肆虐诸天的真主金光,瞬间凝滞、崩塌、消散。
不可一世的万古真主,顷刻间修为尽废,道体残破,悬浮虚空动弹不得。
差距,天壤之别。
所有人心中同时升起一个念头。
这场棋局,早已注定输赢。
从九万轮回开局那天起,结局就已定死。
旧始残念的黑雾瑟瑟浮动,低声感慨。
【难怪我次次算计次次输。】
【难怪所有后手全被拆解。】
【跟这种存在博弈,我们连蝼蚁都算不上。】
念土看着被瞬间镇压的真主,又看向眼前的幕后黑手。
神色没有波澜,语气依旧平静。
“我可以重塑真道。

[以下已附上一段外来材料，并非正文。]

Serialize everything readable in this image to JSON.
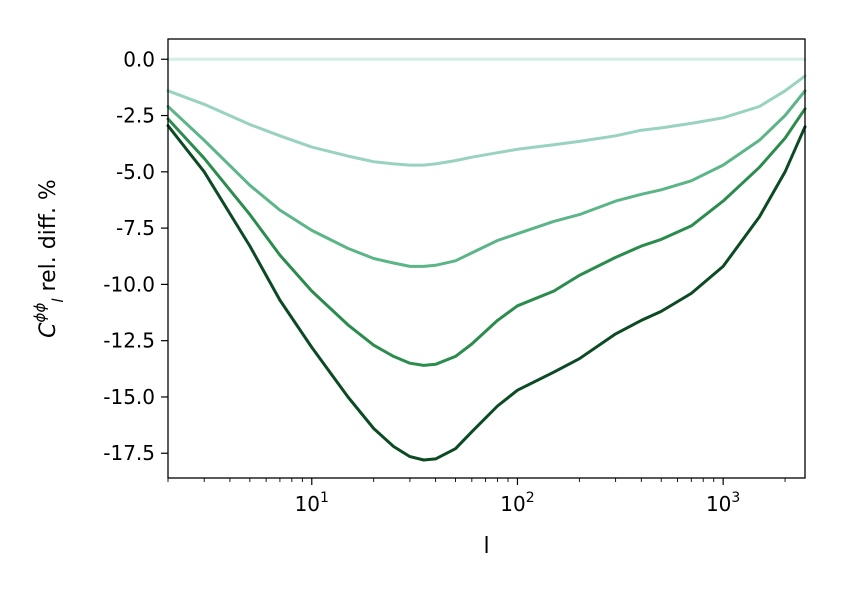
{
  "chart_data": {
    "type": "line",
    "title": "",
    "xlabel": "l",
    "ylabel": {
      "base": "C",
      "superscript": "ϕϕ",
      "subscript": "l",
      "rest": " rel. diff. %"
    },
    "xscale": "log",
    "xlim": [
      2,
      2500
    ],
    "ylim": [
      -18.6,
      0.9
    ],
    "grid": false,
    "legend": "none",
    "x_tick_labels": [
      {
        "base": "10",
        "exp": "1",
        "value": 10
      },
      {
        "base": "10",
        "exp": "2",
        "value": 100
      },
      {
        "base": "10",
        "exp": "3",
        "value": 1000
      }
    ],
    "y_ticks": [
      0,
      -2.5,
      -5,
      -7.5,
      -10,
      -12.5,
      -15,
      -17.5
    ],
    "y_tick_labels": [
      "0.0",
      "-2.5",
      "-5.0",
      "-7.5",
      "-10.0",
      "-12.5",
      "-15.0",
      "-17.5"
    ],
    "x": [
      2,
      3,
      5,
      7,
      10,
      15,
      20,
      25,
      30,
      35,
      40,
      50,
      60,
      80,
      100,
      150,
      200,
      300,
      400,
      500,
      700,
      1000,
      1500,
      2000,
      2500
    ],
    "series": [
      {
        "color": "#d4ede6",
        "values": [
          0.0,
          0.0,
          0.0,
          0.0,
          0.0,
          0.0,
          0.0,
          0.0,
          0.0,
          0.0,
          0.0,
          0.0,
          0.0,
          0.0,
          0.0,
          0.0,
          0.0,
          0.0,
          0.0,
          0.0,
          0.0,
          0.0,
          0.0,
          0.0,
          0.0
        ]
      },
      {
        "color": "#99d2c1",
        "values": [
          -1.4,
          -2.0,
          -2.9,
          -3.4,
          -3.9,
          -4.3,
          -4.55,
          -4.65,
          -4.7,
          -4.7,
          -4.65,
          -4.5,
          -4.35,
          -4.15,
          -4.0,
          -3.8,
          -3.65,
          -3.4,
          -3.15,
          -3.05,
          -2.85,
          -2.6,
          -2.1,
          -1.4,
          -0.75
        ]
      },
      {
        "color": "#5cb588",
        "values": [
          -2.1,
          -3.6,
          -5.6,
          -6.7,
          -7.6,
          -8.4,
          -8.85,
          -9.05,
          -9.2,
          -9.2,
          -9.15,
          -8.95,
          -8.6,
          -8.05,
          -7.75,
          -7.2,
          -6.9,
          -6.3,
          -6.0,
          -5.8,
          -5.4,
          -4.7,
          -3.6,
          -2.5,
          -1.4
        ]
      },
      {
        "color": "#2b8c4e",
        "values": [
          -2.65,
          -4.4,
          -6.9,
          -8.7,
          -10.3,
          -11.8,
          -12.7,
          -13.2,
          -13.5,
          -13.6,
          -13.55,
          -13.2,
          -12.65,
          -11.6,
          -10.95,
          -10.3,
          -9.6,
          -8.8,
          -8.3,
          -8.0,
          -7.4,
          -6.3,
          -4.8,
          -3.5,
          -2.2
        ]
      },
      {
        "color": "#0c4a24",
        "values": [
          -2.95,
          -5.0,
          -8.3,
          -10.7,
          -12.8,
          -15.0,
          -16.4,
          -17.2,
          -17.65,
          -17.8,
          -17.75,
          -17.3,
          -16.55,
          -15.4,
          -14.7,
          -13.9,
          -13.3,
          -12.2,
          -11.6,
          -11.2,
          -10.4,
          -9.2,
          -7.0,
          -5.0,
          -3.0
        ]
      }
    ]
  }
}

”
“但我有条件。”
全场一静。
谁都没想到,身陷终局的念土,还敢谈条件。
幕后黑手微微侧目。
【你说。】
“第一,不斩真主。”
“废道即可,留其残魂,观览万世诸天。”
“有错该罚,不该杀。”
【允。】
“第二,赦免旧始残念。”
“万古作恶,皆为本性使然。”
“今日结盟护世,功过相抵,不诛不灭。”
【允。】
“第三,不抹众生私念。”
“真道平衡,不是禁锢人心。”
“允许善恶往复,允许对错更迭。”
“众生自择本心,天道不强行干预。”
幕后黑手沉默片刻,缓缓应声。
【可以。】
【这也是我想要的平衡。】
【死板天道无长存。】
【活人心性,方能撑住万古诸天。】
所有人悬着的心,缓缓落地。
看似必死的残局,被念土三言两语,改了所有结局。
暗黑念土望着他的背影,淡淡开口。
“你依旧没变。”
“哪怕知晓一切皆是算计。”
“依旧待人留一线,待世留一分温柔。”
“变不了。”
念土轻声回应。
“九万轮回磨出来的本心。”
“就算是算计,也早已长在神魂骨血里。”
幕后黑手缓缓抬手。
漫天破碎的道统之力、双魂本源、混沌气流、新旧规则。
尽数朝念土汇聚而来。
【至此。】
【所有铺垫结束。】
【终局执棋者就位。】
【诸天重塑,即刻开启。】
无尽道力疯狂涌入念土残破的魂体。
黑白裂纹快速愈合,虚化身躯快速凝实。
半执半寂的特殊道体,彻底成型。
他不再是凡尘残魂。
不再是初始碎片。
不是旧道,不是新道。
是独属于万古唯一的平衡执序体。
诸天静止的时光,缓缓解封。
大地生机重燃,人间情绪回归,虚空规则重塑。
一切都在向好修复。
白衣少年看着缓缓升华的念土,眼底亮起微光。
“成了!真的要圆满了!”
“万古浩劫,终于要结束了!”
所有强者松了口气,紧绷万古的心神彻底放松。
浩劫落幕,棋局终章。
这是所有人默认的结局。
唯独虚空深处的幕后黑手,轮廓愈发清晰。
祂看着彻底成型的念土平衡道体,缓缓吐出一句无人预料的话。
【终局,不是落幕。】
【九万轮回只是第一层棋。】
【我今日解封所有真相。】
【是为了让你看见——】
【棋盘之外,高悬万古的超脱天罚**,已然现世。**】
话音落地。
整片刚刚复苏的诸天天穹。
骤然裂开一道横贯亿万里的漆黑裂缝。
裂缝深处,无尽寂灭雷霆翻滚。
一双凌驾所有棋局、碾压一切道统的漠然巨眼,缓缓睁开。